As a Council, we must work together to address cyberthreats posed by non-state and state actors, and strengthen norms of responsible state behavior; To hold countries accountable for irresponsible behavior in cyberspace, and support victims impacted by that behavior; And to disrupt the networks of criminals behind dangerous cyberattacks around the globe.

Already, there exists a framework for doing so. The Framework for Responsible State Behavior in Cyberspace – adopted repeatedly and by consensus – makes clear that international law applies in cyberspace, and that states are expected to uphold voluntary norms of state behavior during peacetime.

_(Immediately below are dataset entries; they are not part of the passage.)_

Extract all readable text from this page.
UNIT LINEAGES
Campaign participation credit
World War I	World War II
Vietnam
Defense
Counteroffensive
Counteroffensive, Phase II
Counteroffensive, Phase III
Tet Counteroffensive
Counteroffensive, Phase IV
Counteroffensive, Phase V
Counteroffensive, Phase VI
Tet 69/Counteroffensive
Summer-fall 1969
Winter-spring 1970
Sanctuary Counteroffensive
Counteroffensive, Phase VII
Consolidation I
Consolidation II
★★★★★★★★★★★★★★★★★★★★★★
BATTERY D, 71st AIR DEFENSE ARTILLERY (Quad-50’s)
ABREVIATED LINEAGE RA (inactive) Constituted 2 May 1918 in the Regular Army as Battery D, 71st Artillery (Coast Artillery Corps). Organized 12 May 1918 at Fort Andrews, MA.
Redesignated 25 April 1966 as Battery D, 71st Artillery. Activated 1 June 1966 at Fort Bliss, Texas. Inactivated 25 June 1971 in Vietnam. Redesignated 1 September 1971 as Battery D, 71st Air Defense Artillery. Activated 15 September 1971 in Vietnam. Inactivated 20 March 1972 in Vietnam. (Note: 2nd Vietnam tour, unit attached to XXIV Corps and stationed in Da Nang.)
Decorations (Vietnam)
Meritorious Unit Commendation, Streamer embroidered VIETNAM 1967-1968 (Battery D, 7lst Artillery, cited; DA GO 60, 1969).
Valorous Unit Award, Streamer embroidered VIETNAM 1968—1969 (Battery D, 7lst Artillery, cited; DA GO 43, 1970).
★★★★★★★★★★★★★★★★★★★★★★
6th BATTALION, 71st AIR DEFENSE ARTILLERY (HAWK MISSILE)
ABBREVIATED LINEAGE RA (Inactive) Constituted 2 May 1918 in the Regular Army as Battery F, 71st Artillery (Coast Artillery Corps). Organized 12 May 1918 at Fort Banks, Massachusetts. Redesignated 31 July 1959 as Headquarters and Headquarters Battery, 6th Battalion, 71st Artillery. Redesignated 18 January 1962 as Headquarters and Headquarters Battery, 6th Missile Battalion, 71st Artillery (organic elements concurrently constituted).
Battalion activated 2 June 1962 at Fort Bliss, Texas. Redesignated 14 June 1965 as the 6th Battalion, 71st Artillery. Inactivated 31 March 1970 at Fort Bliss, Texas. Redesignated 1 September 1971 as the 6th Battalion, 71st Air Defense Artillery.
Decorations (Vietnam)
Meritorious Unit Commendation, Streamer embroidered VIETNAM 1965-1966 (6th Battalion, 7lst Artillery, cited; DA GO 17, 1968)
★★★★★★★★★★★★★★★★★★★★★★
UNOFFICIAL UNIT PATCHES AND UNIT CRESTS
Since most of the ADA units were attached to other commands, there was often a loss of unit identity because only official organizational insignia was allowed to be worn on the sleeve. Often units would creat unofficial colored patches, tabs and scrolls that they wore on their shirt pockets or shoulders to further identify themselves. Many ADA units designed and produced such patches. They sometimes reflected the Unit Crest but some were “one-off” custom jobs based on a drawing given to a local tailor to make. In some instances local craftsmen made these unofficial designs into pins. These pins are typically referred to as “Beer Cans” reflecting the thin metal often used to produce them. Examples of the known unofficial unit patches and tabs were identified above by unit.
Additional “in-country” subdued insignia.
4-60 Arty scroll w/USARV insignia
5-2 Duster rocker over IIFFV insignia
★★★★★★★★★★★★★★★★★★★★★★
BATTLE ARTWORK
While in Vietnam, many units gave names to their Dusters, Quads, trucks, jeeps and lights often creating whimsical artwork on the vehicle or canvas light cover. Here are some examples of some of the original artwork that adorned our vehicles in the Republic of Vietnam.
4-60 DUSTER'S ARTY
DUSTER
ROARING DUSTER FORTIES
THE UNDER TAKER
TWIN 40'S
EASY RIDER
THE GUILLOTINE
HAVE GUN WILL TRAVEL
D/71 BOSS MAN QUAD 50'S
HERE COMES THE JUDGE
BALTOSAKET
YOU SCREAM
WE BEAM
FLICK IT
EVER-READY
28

Among those norms is the expectation that states investigate and mitigate malicious cyber activity emanating from their territory and aimed at the critical infrastructure of another.

And yet, some who have endorsed that Framework nevertheless choose to ignore, or worse, empower bad actors.

As highlighted in April’s Cyber Arria, that includes malicious DPRK cyber operations, which are used to fund its Weapons of Mass Destruction and ballistic missile programs.

And it includes Russia’s cyber activity in Ukraine, Germany, Czechia, Lithuania, Poland, Slovakia, and Sweden – where, among other activities, Russia’s General Staff Main Intelligence Directorate has targeted political parties and democratic institutions.

Not only that, the Russian government has served as a safe-haven for ransomware actors – who, in recent years, have caused billions of dollars of losses and significant damages to hospitals and other critical infrastructure.

For our part, in February, the United States and the United Kingdom announced operations to disrupt the LockBit ransomware group, which has targeted 2,000 victims, and made ransom demands totaling hundreds of millions of dollars, over 120 million of which were paid out.

In recent months, we unsealed an indictment charging Russian nationals Artur Sungatov and Ivan Kondratyev, also known as Bassterlord, with deploying LockBit against numerous victims across the United States and internationally.

This comes in addition to efforts through the International Counter-Ransomware Initiative we stood up in 2021, which is now the largest cyber partnership in the world.

As individual states, through this partnership, and in multilateral fora like the UN, we call on every state to do their part to implement the Framework, and promote peace and stability in cyberspace.

And we call on this Council to ensure cybersecurity is a cross-cutting priority, and one considered in every aspect of our mandate.

Whether it’s considering how peacekeeping operations can promote good cyber hygiene to limit risks, or better understanding how cybersecurity could enhance non-proliferation efforts, this Council must continue to view challenges through the lens of cybersecurity.

Colleagues, we have the ability to protect our most critical infrastructure, and all those who count on it, from harm. And we have the potential to safeguard the benefits of cyberspace for all.

And so, with the Framework for Responsible State Behavior in Cyberspace as a guide – let us affirm, reaffirm, the applicability of international law to state-on-state behavior. Let us promote adherence to voluntary norms of responsible state behavior in peacetime, and help reduce the risk of conflict stemming from cyber incidents. And let us uphold the rules-based international order, and ensure that the digital world impacts the physical world for better.

Mr. President, thank you again for bringing us together to discuss this important issue.